Та самая школа

Feb 01, 2011 19:00

Пост у меня будет не столько о самих книгах, сколько об "окружающем ландшафте", к тому же с налетом локального патриотизма. Заранее прошу прощения у тех участников сообщества, которые ничего нового и интересного для себя в нем не найдут.


Герман Матвеев "Семнадцатилетние", Л.: Детгиз 1954
Многие, наверное, если и не читали эту книгу, то слышали о ней. Повесть была очень популярна у читателей, вернее читательниц, 50-х годов, да и позднее тоже. Художественными достоинствами она, на мой взгляд, не блещет, но в свое время оказалась заметной и, судя по всему, востребованной.
Это история последнего учебного года выпускного класса ленинградской женской школы в 1947-48 учебном году. И нового учителя, ставшего классным руководителем пятнадцати десятиклассниц, который пытается не только преподавать литературу, но и воспитывать из своих подопечных людей самостоятельных, по-коммунистически сознательных и неравнодушных, предоставив им самим принимать решения и оценивать свои поступки. Иногда его воспитательные воззрения приводят к конфликтам в педагогическом коллективе.
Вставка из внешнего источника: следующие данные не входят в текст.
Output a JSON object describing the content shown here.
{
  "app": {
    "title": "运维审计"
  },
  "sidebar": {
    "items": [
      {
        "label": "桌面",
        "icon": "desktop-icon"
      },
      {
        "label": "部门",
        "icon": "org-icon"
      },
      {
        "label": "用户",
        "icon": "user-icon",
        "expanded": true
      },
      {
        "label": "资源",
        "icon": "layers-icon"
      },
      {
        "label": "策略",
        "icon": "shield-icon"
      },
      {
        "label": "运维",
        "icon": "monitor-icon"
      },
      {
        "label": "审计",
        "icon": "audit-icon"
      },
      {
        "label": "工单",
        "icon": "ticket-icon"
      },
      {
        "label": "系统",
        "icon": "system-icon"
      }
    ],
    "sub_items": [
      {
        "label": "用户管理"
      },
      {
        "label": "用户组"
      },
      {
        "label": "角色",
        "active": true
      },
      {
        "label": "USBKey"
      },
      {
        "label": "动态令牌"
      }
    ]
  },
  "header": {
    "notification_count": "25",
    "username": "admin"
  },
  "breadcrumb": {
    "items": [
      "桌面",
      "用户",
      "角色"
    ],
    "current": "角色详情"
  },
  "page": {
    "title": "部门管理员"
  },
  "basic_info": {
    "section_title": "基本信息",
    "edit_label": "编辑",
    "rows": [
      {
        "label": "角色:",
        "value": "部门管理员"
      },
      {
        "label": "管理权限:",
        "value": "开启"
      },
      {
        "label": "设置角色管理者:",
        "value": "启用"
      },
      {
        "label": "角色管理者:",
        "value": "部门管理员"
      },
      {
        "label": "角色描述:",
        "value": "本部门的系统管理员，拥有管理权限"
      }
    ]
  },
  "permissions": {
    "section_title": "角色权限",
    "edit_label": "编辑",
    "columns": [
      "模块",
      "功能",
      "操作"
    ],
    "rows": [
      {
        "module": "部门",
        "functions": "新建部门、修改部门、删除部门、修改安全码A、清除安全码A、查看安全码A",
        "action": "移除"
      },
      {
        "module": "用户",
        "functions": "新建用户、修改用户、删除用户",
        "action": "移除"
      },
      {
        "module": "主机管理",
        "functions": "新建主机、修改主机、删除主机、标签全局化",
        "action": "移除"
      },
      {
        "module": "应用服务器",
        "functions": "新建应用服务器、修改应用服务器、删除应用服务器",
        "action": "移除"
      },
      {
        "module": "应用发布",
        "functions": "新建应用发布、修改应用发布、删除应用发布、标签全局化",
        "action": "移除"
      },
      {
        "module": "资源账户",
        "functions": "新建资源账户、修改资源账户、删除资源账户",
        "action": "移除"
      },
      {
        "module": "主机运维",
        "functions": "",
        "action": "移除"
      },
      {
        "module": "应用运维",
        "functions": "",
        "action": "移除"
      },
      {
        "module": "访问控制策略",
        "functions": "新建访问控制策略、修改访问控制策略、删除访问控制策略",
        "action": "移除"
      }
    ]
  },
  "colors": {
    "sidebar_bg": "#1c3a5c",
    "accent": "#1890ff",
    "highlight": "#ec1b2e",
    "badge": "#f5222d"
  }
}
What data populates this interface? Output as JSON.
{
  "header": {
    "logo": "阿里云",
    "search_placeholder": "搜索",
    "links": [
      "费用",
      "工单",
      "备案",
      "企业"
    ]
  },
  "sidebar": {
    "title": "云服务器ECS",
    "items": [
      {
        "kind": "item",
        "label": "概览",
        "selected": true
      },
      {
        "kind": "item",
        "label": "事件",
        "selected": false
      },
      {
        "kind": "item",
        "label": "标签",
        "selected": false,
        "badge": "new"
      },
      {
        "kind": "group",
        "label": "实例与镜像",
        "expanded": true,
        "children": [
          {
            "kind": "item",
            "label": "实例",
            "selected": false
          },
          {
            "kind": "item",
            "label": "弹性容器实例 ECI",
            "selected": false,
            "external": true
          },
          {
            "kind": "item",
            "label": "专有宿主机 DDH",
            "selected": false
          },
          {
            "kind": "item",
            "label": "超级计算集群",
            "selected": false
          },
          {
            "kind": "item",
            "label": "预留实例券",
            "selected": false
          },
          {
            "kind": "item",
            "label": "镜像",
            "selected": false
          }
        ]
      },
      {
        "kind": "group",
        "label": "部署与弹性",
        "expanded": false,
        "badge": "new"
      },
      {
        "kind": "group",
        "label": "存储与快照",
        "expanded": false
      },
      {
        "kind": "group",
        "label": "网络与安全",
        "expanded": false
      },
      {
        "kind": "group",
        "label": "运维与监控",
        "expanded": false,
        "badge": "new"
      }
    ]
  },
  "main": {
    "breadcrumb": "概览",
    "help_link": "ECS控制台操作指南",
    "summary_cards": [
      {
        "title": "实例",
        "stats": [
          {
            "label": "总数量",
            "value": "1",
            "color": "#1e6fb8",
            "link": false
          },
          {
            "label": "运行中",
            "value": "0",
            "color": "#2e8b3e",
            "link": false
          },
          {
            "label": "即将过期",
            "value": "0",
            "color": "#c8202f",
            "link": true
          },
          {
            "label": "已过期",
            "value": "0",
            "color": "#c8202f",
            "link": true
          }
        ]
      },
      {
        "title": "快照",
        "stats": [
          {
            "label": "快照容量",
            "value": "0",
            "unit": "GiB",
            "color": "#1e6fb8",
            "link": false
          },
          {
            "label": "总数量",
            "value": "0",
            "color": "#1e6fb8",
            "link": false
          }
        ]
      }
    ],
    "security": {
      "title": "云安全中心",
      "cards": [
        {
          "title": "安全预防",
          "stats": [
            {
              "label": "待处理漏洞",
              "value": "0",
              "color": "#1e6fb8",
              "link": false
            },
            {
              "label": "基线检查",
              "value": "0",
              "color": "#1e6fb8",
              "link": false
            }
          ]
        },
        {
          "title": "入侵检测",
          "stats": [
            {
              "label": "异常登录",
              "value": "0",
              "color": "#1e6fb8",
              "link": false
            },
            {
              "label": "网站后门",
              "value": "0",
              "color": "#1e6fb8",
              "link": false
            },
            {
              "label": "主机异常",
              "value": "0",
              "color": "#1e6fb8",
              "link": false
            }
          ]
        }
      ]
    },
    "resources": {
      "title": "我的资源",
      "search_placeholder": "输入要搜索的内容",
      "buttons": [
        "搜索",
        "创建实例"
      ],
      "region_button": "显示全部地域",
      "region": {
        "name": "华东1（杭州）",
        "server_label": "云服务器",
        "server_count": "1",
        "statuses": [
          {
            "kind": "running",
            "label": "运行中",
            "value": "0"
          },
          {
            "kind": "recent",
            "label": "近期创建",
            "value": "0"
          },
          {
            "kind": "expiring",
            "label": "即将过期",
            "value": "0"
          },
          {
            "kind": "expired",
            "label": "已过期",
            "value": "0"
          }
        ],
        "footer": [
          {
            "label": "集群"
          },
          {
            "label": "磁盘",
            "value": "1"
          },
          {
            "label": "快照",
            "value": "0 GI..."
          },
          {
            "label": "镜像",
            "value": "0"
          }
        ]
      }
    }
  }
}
Когда я читаю книги, где действие происходит в местах, знакомых мне хотя бы поверхностно, у меня возникает естественный вопрос: "где эта улица, где этот дом?"

Ответ долго искать не пришлось. Считается, что в повести Матвеева описана школа N 47 на Петроградской стороне, по адресу Плуталова ул. 24.





Это солидное здание, построенное в начале XXв., всегда было школой и ничем иным: сначала Петровской женской гимназией, объединенной после революции с соседней гимназией им. Л. Д. Лентовской, затем преобразованной в Единую советскую трудовую школу I и II ступени, потом в фабрично-заводскую семилетку и, наконец, в среднюю общеобразовательную школу. Состав учеников и преподавателей во все годы был неординарным.
"Гимназия открыла свои двери в июне 1905 г. Рассчитана она была на 600 человек. Максимум удобств: просторные классы с широкими окнами, много воздуха и света, водяное отопление от собственной котельной, электрическое освещение отраженным светом. В двухсветном актовом зале Петровской гимназии на балах блистала в 1910-х легендарная красавица Лариса Рейснер. Елизавета Ивановна Дмитриева - знаменитая поэтесса Черубина де Габриак - преподавала в Петровской женской гимназии. В 1919 г. в Петровскую гимназию влилась бывшая мужская гимназия Лентовской, располагавшаяся на Большом пр., 61, и началась «новая и очень значительная эра» в истории школы. В ней с 1919 по 1921 г. учились будущие «обэриуты» - Яков Друскин, Леонид Липавский, Александр Введенский.
<...>
Школа работала и в годы Великой Отечественной войны. Проводились олимпиады, новогодние елки. Многие дети жили прямо в школе. В школьном музее сегодня можно увидеть железную кровать с продавленной панцирной сеткой. Школа № 47 по итогам первого полугодия 1942/1943 учебного года была признана Наркомпросом лучшей школой страны. В ноябре 1943 г. сорок пять комсомольцев и пионеров были награждены медалями «За оборону Ленинграда». Две ученицы этой школы, Наташа Волкова и Женя Шурова, изображены на известном плакате художника Пахомова «Ленинградский салют».((Л. Ю. Сапрыкина. "Плутоватые" улицы Петроградской стороны").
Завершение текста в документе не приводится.